Former Costa Rican President Alvarado describes his country’s public health successes

Carlos Alvarado Quesada speaking at Harvard. Photo by Kent Dayton

3 min read

The U.S. has a lot to learn from Costa Rica.

That message came through loud and clear in a fireside chat with former Costa Rican President Carlos Alvarado Quesada, held Oct. 13 at Harvard T.H. Chan School of Public Health.

Alvarado took office in 2018 at the age of 38 and stepped down last May, at the end of his constitutionally limited term. He is currently serving as a professor of practice at Tufts University’s Fletcher School of Law and Diplomacy.

Alvarado guided Costa Rica through the COVID-19 pandemic, which the country was able to weather well due to its strong universal healthcare system and extensive network of primary health care clinics and vaccination sites. Alvarado also made climate change a top priority, launching a National Decarbonization Plan with the goal of achieving net zero emissions nationwide by 2050.

“Costa Rica is an example of how a small country can succeed in tackling great challenges—and become a global model,” Dean Michelle Williams said as she introduced Alvarado to a small group of faculty and students for the fireside chat.

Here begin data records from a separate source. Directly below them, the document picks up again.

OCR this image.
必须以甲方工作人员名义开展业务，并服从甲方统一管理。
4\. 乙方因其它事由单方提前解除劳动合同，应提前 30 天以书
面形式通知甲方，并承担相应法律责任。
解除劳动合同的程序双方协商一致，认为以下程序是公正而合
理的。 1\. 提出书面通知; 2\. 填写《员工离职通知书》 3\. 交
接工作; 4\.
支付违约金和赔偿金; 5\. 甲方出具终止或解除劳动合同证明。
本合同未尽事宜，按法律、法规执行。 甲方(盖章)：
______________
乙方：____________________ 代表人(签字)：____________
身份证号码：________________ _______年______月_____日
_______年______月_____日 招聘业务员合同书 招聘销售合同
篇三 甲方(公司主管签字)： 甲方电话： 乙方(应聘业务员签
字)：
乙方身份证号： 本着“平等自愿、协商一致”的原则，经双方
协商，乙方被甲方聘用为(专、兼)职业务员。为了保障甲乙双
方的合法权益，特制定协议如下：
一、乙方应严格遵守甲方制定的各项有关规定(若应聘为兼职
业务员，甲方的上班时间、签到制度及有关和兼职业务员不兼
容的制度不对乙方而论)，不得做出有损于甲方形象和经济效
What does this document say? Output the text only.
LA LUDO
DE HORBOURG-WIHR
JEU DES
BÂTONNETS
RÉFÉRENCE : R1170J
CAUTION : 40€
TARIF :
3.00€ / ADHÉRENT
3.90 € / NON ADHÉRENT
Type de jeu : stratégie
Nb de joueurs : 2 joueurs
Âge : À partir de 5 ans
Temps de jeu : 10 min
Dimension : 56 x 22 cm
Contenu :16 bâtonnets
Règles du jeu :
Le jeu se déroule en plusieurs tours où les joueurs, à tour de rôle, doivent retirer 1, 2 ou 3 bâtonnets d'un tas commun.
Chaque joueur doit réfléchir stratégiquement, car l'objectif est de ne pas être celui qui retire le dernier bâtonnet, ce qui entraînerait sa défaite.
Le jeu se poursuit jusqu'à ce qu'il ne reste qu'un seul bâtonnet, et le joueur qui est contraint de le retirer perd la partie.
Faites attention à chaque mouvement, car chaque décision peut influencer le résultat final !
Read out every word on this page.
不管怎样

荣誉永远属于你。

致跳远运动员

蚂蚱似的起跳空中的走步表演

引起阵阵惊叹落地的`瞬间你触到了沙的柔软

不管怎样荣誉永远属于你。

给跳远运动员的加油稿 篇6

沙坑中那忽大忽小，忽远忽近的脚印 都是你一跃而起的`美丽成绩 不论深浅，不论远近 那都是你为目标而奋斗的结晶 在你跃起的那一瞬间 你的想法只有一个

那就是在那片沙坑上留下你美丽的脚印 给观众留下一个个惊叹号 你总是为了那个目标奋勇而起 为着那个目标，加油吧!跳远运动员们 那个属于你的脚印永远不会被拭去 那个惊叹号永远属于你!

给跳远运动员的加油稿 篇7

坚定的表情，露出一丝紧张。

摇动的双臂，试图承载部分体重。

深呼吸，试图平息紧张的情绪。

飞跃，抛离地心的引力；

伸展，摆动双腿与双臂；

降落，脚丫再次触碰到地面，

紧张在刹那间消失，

Speaking at the event with student Cornelius Rau, who is working toward a master of science in epidemiology, Alvarado acknowledged that politics tends to reward big, flashy announcements and investments over the quiet and painstaking work of investing in public health.

“The best actions you can take in public health are not necessarily correlated with a lot of spending. They’re simple things like reminding people about hand washing, vaccination, and how not to let standing water accumulate” to avoid attracting the mosquitoes that spread dengue, he said. “For a politician, it might be better to inaugurate a big fancy hospital.”

Williams noted in her introduction that Costa Rica’s investment in public health began in earnest in the 1970s with a concerted effort to design a system that prioritized primary and preventive care. The government created dedicated public health teams in every community and built high-quality clinics even in the most remote rural regions. Successive campaigns focused on critical issues including maternal mortalitynutrition, sanitation, and vaccinations. “It has been an astounding success,” Williams said.

Today, life expectancy in Costa Rica approaches 81 years. In the U.S., by contrast, it’s at 76 after dropping sharply the last two years.

“We have a lot to learn from Costa Rica when it comes to health care policy and management,” Williams said.

Alvarado stressed the importance of recognizing health—and health care access—as a “basic right.”

Asked to share some advice with Harvard Chan students, Alvarado urged them to identify their passion and make that their guiding star. “You need to [follow] that with all your courage,” he said. “Change is possible. If a small country like Costa Rica can do these things … you can make good change happen, too.”